5) Pengelolaan lanjut:

Pengelolan menyangkut pelaksanaan pendampingan, evaluasi pendampingan. Memonitor pendampingan meliputi suasana hati, harapan, dan motivasi anak-anak disetiap pertemuan, serta tanggapan orangtua terhadap kegiatan ini.

c. Kegiatan PIA Bersifat Metodis

Dalam kegiatan PIA, pendamping perlu memilih metode yang menarik agar dapat membantu memperkembangkan iman anak-anak. Hendaknya metode yang dipilih tepat, sederhana dan menarik sehingga dekat dengan kehidupan anak sehari-hari. Prasetya (2008: 45-46) menawarkan lima (5) metode yang sesuai dengan usia dalam PIA berikut metode yang ditawarkan:

1) Metode Ekspresi:

Metode ini digunakan untuk mengajak anak-anak mengekspresikan (berupa gerak, irama, gambar dan puisi) gagasan atau ide yang telah diterima dalam pertemuan. 2) Metode Populer:

Metode ini mengajak anak untuk mendalami materi dengan aneka tehknik dan model populer yang diminati dan dekat dengan anak-anak sehingga menjadi milik bagi mereka seperti acara televisi, lagu yang dimodivikasi maupun permainan dengan kuis atau dengan sarana audio-visual.
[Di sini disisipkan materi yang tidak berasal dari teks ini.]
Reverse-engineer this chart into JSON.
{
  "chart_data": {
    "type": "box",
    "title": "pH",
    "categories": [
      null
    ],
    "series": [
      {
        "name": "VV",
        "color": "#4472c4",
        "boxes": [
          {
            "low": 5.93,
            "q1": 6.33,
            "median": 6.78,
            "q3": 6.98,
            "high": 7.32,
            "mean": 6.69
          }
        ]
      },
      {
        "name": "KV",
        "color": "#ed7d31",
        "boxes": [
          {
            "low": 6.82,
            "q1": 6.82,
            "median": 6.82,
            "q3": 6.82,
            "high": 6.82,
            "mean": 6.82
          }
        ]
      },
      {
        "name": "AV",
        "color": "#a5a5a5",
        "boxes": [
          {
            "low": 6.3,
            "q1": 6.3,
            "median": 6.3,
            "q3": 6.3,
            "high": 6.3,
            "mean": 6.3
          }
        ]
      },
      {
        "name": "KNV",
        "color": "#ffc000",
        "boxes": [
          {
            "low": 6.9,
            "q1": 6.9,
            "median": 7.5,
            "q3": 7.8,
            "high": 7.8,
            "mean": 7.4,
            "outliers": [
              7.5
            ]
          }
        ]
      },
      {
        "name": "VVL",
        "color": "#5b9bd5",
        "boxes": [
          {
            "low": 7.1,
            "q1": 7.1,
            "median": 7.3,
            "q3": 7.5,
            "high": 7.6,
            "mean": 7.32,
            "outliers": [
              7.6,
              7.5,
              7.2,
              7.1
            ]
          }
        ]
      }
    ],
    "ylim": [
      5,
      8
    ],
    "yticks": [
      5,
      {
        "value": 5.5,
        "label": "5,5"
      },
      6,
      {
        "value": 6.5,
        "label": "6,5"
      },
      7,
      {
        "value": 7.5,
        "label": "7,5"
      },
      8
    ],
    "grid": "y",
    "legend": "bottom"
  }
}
3) Metode Dinamika Kelompok:

Metode ini digunakan untuk mengajak anak-anak mendalami materi dalam bentuk aneka permainan yang menghibur namun mendidik, selain itu melatih anak untuk bekerjasama dalam kelompok misalnya dengan permainan yang membutuhkan kelompok atau out bond.

4) Metode naratif:

Metode ini digunakan untuk mengajak anak-anak mendalami materi melalui cerita, baik cerita rakyat, cerita bergambar maupun fabel (cerita binatang).